Inversons les rôles (partie 5)


" Tous ces siècles, les femmes ont servi de miroir, dotés du pouvoir magique et délicieux de refléter la figure de l'homme en doublant ses dimensions naturelles". Virginia Woolf. 

Je me réveille à midi, nous sommes un lundi. Je me dirige vers la cuisine de mon 2 pièces pour aller m'avaler un café et un fromage blanc. Je m'appelle Christelle et j'ai 32 ans. Je vis sur Paris et je suis barmaid au bar after work chez Jean-Louis. Oh, ce n'est pas une vocation que ce métier, mais disons que je n'ai pas eu le choix. 

De base, je suis graphiste en free-lance. Enfin j'étais... Il y a deux ans de cela, tandis que je fréquentais un gars, Kevin, et que ce petit con est venu s'incruster chez moi, il m'est arrivé une drôle de tuile. Je ne savais pas qu'il était dealer, et à la suite d'une perquisition des flics où ils ont découvert une bonne quantité de beuh chez moi, j'ai pris un contrôle judiciaire et un aménagement de peine dans la gueule. Le JAP (juge d'application des peines) n'a rien voulu savoir, n'y comprenant rien à mon statut d'auto-entrepreneur, et a exigé que je trouve un CDI, sinon... Ben sinon, c'était la taule! 

Je n'ai pas retrouvé de boulot dans ma branche; il faut dire que je me suis un peu grillée le  jour où j'ai claqué la porte en menaçant de mort mon ancien employeur, avant que je sois indépendante. Cette ordure, non content de me payer 25% de moins que mes collègues masculins, m'a un jour envoyé une main au cul! Et comme le milieu de l'informatique est particulièrement machiste... Je me suis mise à mon compte, et ça m'allait très bien! Jusqu'à ce que Kevin vienne massacrer ma vie! Mais bon, grâce à lui, j'ai quand même rencontré la petite Julie, une versaillaise, de parents qui étaient bien blindax, mais tellement cool! 

J'ai encore fini à 3h du matin hier soir, ce qui m'oblige bien souvent à rentrer en Herbert. De toute manière, je ne m'amuse plus à prendre les transports en commun dès que la nuit tombe, et ce, depuis qu'un mec s'est branlé sur mon manteau. Je me suis aperçue en rentrant chez moi que j'avais du foutre sur mon vêtement! Hop, poubelle! Putain, c'était un Custo à 300 balles! Il faut croire que mon look de punkette en excite certains, mais ça m'a foutu un sacré coup de cafard quand même...

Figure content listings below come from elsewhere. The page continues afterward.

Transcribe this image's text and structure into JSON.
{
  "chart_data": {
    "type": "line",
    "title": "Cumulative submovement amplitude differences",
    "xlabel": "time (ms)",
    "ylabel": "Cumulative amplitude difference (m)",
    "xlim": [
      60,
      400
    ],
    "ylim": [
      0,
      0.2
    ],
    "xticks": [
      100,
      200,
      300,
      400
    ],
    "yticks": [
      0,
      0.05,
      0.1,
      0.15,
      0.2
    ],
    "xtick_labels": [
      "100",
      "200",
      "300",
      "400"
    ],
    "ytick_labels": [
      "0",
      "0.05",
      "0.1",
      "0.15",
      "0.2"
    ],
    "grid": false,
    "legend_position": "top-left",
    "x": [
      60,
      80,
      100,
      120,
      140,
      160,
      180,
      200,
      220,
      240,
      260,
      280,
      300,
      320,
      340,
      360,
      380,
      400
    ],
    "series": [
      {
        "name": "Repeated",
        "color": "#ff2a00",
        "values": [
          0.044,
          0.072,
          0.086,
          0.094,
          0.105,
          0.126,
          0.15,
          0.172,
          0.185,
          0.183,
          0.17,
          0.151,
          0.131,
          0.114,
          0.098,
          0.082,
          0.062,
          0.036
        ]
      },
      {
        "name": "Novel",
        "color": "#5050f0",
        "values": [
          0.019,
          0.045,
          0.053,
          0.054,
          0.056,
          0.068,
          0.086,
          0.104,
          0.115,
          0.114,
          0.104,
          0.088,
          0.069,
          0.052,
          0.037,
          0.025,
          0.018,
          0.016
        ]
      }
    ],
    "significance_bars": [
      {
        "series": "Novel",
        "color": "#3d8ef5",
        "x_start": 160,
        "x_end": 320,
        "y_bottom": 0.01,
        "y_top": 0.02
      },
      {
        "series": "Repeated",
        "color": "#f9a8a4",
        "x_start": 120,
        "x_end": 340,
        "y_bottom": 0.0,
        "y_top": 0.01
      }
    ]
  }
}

Donc, ouais, faire la femme tronc derrière un comptoir n'était pas une vocation de base, mais encore un an à tirer. C'est mieux que la taule, mais quand même bien relou. Très relou même, quand tu es une gonzesse, parce que j'en ai pris des sales réflexions par rapport à ma poitrine! Remarquez, je pense que c'est même un peu pour ça que Jean-Louis m'a embauché, parce qu'il n'est pas con et il sait très bien que ça fait consommer les clients. Après, ce n'est pas un chien, et il a même accepté de me prendre alors que je suis en liberté surveillée, ce qui n'est pas rien. Et il me dit toujours qu'avec mon caractère, il ne se fait pas de soucis pour moi afin que je me défende. Oui, mais c'est tout de même lourdingue à vivre au quotidien, même si le geste ne rejoint jamais la parole, et j'ai de bons pourboires, comme si certains gars voulaient s'octroyer le droit de me mater les miches contre un billet de 10.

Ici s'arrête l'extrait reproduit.